Embeddings are calculated via calculate_content_embedding() (a thin wrapper that picks the configured default model automatically) and stored as a field on your Beanie documents.

MongoDB Atlas is the primary target: Atlas Vector Search handles indexing and approximate nearest-neighbour queries natively with no extra infrastructure.

For environments without Atlas, a FAISS demo (vector_search.py) is included. It loads all embeddings into memory on first search and supports cosine-similarity lookup per tenant. It is good enough for local development and small datasets, but it is not suitable for production — the index is lost on restart and does not scale.

For a production non-Atlas setup, Milvus is the recommended replacement. It is open-source, self-hostable, and offers persistent indexing, horizontal scaling, and a Python SDK that maps cleanly onto the existing interface.

Pre-configured models — init_ai_models.py

backend/init/init_ai_models.py seeds the database with a curated set of popular models, ready to enable. Four providers are covered:

ProviderRepresentative models
OpenAIGPT-5 series, GPT-4 Turbo, GPT-4o, DALL-E 3, text-embedding-3-*
Anthropic (Claude)Claude 4 Opus/Sonnet, Claude 3.7 Sonnet
DeepInfraLlama 4, Qwen 3, Mistral, Gemma 3, DeepSeek R2, BAAI embeddings
OllamaAny locally-served model (point OLLAMA_BASE_URL at your instance) — see AI Assistant with Ollama

Each entry includes display name, exact API model identifier, temperature, token limits, per-token pricing, capability flags (completion, embedding, vision, reasoning, image_generation), and the minimum subscription tier required to use it.

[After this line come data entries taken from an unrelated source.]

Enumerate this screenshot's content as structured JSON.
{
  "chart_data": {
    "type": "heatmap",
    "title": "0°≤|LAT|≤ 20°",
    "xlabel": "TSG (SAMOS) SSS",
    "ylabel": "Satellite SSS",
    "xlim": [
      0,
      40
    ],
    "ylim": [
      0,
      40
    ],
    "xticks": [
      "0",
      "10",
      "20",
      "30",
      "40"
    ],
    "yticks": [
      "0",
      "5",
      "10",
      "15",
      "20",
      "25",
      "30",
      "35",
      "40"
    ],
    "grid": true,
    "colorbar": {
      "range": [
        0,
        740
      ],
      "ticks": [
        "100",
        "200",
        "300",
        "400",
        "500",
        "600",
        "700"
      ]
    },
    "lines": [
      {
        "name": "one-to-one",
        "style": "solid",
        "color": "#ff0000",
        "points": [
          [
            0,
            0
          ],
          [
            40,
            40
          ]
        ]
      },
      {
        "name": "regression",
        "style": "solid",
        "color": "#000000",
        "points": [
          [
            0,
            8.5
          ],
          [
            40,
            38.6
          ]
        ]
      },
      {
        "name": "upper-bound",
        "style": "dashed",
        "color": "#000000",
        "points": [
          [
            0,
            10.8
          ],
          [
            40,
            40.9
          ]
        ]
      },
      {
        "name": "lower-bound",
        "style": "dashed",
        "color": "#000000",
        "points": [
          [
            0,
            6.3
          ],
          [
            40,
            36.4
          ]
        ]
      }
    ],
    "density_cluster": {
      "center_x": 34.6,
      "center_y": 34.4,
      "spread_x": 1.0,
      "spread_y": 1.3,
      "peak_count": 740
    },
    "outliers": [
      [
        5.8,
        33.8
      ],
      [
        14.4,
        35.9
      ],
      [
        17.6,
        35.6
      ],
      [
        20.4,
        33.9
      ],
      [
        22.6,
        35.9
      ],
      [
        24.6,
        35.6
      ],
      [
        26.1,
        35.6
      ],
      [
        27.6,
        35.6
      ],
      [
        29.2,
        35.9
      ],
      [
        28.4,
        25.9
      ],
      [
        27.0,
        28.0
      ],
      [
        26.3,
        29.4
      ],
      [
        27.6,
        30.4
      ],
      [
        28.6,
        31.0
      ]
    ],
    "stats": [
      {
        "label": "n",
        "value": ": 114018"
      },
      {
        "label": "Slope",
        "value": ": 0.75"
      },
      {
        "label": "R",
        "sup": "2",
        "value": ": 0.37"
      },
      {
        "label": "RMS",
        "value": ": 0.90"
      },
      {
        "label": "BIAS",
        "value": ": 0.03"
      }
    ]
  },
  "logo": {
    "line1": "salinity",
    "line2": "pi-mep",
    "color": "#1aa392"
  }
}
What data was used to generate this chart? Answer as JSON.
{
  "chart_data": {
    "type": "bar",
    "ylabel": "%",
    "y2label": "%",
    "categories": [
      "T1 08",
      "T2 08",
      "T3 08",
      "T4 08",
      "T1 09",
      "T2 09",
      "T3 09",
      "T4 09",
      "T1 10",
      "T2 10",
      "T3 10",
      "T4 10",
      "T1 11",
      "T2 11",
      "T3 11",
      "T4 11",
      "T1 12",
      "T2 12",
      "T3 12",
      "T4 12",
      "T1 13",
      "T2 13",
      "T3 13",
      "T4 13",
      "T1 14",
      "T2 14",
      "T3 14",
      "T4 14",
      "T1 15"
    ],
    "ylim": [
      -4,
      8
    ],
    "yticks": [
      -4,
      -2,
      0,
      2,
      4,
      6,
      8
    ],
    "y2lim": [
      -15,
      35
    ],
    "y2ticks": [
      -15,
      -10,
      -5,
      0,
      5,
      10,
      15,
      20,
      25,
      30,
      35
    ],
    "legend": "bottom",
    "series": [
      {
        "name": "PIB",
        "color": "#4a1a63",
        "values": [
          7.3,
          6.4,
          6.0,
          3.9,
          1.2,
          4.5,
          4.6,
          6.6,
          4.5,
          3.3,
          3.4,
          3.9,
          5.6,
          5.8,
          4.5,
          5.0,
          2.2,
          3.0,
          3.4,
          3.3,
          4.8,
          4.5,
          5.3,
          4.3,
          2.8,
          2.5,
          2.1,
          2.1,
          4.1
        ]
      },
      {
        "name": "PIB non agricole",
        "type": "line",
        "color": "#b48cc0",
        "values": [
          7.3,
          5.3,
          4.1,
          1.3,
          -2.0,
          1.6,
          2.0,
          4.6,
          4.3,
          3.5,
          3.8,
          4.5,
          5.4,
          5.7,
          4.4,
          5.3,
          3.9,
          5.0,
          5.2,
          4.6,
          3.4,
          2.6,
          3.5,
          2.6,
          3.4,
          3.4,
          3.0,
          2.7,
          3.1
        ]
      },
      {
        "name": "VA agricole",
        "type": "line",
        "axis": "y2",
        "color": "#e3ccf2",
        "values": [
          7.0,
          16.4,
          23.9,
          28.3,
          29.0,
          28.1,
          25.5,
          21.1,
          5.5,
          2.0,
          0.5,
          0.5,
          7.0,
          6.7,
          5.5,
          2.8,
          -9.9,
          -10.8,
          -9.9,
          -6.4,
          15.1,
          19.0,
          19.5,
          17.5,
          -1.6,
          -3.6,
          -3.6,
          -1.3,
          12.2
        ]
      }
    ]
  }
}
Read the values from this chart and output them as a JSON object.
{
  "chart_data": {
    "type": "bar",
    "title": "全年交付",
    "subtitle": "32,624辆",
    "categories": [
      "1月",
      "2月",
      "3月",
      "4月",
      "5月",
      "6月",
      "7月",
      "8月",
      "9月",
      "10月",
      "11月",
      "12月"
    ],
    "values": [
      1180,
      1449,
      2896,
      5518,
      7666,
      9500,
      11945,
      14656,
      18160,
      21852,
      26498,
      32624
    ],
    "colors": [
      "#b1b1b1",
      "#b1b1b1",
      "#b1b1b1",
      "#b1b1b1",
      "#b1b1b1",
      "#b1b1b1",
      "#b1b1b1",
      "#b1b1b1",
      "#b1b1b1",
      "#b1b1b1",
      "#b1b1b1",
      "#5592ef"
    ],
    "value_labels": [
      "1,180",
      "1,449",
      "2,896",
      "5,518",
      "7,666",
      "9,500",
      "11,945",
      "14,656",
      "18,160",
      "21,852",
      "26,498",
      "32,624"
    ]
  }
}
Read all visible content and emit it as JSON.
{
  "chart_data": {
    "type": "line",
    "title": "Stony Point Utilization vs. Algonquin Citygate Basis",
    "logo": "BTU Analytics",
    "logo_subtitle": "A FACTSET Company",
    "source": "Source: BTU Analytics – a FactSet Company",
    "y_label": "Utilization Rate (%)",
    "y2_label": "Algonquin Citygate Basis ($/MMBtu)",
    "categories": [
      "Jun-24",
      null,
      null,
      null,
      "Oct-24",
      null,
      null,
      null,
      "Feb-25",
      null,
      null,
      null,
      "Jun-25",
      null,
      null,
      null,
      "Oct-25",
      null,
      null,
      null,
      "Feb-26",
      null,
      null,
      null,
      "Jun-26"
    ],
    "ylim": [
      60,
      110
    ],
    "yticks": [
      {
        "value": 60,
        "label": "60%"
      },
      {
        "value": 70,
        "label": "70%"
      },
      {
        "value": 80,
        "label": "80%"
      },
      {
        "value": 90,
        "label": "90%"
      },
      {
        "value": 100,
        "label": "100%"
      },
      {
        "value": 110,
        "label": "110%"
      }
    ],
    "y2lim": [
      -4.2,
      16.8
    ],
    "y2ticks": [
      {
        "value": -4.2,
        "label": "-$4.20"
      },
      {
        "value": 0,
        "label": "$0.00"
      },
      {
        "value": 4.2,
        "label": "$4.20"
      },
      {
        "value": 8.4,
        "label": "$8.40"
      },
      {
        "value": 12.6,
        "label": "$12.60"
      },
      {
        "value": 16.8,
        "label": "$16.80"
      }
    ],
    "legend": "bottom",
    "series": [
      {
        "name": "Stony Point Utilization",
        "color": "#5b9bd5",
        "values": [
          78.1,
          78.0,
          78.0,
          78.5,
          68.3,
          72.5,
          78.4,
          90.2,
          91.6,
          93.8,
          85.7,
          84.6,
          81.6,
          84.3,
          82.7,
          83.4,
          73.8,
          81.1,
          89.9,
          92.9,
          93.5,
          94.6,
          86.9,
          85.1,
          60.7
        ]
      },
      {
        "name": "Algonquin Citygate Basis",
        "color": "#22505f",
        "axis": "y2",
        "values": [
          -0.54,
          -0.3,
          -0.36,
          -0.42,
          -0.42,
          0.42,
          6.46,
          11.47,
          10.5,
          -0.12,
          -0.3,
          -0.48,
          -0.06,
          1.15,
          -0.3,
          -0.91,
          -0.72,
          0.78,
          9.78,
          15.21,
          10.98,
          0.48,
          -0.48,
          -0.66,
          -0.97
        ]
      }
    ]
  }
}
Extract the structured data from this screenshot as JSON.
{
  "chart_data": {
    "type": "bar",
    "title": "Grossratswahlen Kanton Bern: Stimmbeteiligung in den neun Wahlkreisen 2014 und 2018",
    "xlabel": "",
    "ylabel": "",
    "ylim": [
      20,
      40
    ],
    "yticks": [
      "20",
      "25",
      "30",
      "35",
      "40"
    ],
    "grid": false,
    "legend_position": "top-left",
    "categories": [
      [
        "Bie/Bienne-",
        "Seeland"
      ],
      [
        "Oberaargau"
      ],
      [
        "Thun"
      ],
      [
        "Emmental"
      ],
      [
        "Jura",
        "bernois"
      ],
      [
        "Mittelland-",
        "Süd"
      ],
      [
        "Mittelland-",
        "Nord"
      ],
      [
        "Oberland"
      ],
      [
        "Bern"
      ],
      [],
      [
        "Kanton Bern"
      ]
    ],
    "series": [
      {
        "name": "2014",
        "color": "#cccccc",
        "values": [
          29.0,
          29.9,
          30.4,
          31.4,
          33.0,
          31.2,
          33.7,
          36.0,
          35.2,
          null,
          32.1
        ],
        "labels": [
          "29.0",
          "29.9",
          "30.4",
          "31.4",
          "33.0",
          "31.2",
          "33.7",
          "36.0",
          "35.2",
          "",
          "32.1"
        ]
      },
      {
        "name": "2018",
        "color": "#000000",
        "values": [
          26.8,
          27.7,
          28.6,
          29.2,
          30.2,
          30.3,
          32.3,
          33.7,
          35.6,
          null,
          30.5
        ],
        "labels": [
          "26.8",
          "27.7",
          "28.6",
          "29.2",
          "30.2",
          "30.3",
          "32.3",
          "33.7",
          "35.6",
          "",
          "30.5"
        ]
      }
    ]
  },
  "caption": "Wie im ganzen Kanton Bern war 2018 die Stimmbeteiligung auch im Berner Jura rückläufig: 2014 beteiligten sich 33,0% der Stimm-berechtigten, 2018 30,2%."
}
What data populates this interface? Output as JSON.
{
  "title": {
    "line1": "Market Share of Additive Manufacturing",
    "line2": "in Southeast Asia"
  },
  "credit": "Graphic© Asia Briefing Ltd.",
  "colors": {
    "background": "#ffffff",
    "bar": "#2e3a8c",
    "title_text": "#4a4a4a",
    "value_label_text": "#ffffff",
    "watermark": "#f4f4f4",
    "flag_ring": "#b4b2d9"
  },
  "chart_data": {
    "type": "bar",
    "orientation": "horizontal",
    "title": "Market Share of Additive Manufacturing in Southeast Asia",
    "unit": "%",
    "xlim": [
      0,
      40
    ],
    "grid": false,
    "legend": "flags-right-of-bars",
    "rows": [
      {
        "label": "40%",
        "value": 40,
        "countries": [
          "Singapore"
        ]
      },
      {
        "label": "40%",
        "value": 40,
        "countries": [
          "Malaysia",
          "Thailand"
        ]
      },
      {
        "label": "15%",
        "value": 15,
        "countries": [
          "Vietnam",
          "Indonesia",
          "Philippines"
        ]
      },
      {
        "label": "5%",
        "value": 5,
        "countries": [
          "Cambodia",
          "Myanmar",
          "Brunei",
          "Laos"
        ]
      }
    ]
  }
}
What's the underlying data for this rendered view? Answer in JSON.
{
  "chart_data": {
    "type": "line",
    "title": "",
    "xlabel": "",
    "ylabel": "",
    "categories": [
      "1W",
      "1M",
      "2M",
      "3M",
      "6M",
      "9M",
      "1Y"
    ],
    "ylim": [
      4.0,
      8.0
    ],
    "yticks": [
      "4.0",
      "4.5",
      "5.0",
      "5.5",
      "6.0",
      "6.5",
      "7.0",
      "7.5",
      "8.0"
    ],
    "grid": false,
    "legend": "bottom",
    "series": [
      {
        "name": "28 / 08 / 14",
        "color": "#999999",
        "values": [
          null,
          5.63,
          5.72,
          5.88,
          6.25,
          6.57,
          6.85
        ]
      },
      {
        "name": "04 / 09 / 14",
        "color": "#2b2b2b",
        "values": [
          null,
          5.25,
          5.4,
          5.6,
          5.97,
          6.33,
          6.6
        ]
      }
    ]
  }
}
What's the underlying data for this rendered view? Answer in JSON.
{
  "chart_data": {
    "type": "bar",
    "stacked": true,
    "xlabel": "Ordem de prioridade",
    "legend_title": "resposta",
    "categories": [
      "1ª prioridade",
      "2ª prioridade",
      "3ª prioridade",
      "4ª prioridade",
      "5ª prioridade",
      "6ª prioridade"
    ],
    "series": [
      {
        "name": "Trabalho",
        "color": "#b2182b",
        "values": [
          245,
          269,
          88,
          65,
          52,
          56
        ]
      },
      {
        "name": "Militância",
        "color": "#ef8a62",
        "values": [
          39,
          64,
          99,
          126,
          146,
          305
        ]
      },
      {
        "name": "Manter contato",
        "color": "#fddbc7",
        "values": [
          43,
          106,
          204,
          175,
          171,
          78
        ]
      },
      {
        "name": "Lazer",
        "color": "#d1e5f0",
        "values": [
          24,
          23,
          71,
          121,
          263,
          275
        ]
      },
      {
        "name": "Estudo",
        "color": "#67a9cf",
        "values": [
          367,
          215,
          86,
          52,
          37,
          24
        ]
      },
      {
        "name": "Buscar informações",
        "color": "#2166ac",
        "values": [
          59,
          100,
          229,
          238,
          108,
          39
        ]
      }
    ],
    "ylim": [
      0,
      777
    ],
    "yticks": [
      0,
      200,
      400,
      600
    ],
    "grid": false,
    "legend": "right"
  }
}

Run the script once after seeding to populate AiModel documents:

cd backend
poetry run python init/init_ai_models.py

Why DeepInfra?

DeepInfra is selected as the default open-model provider for three reasons: it offers a wide catalogue of frontier open-source models under a single OpenAI-compatible API, its pricing is among the lowest available for hosted inference, and it does not train on your data — making it a reasonable choice when privacy matters. While we recommend it and use it ourselves, adding a new provider is straightforward — there is no vendor lock-in.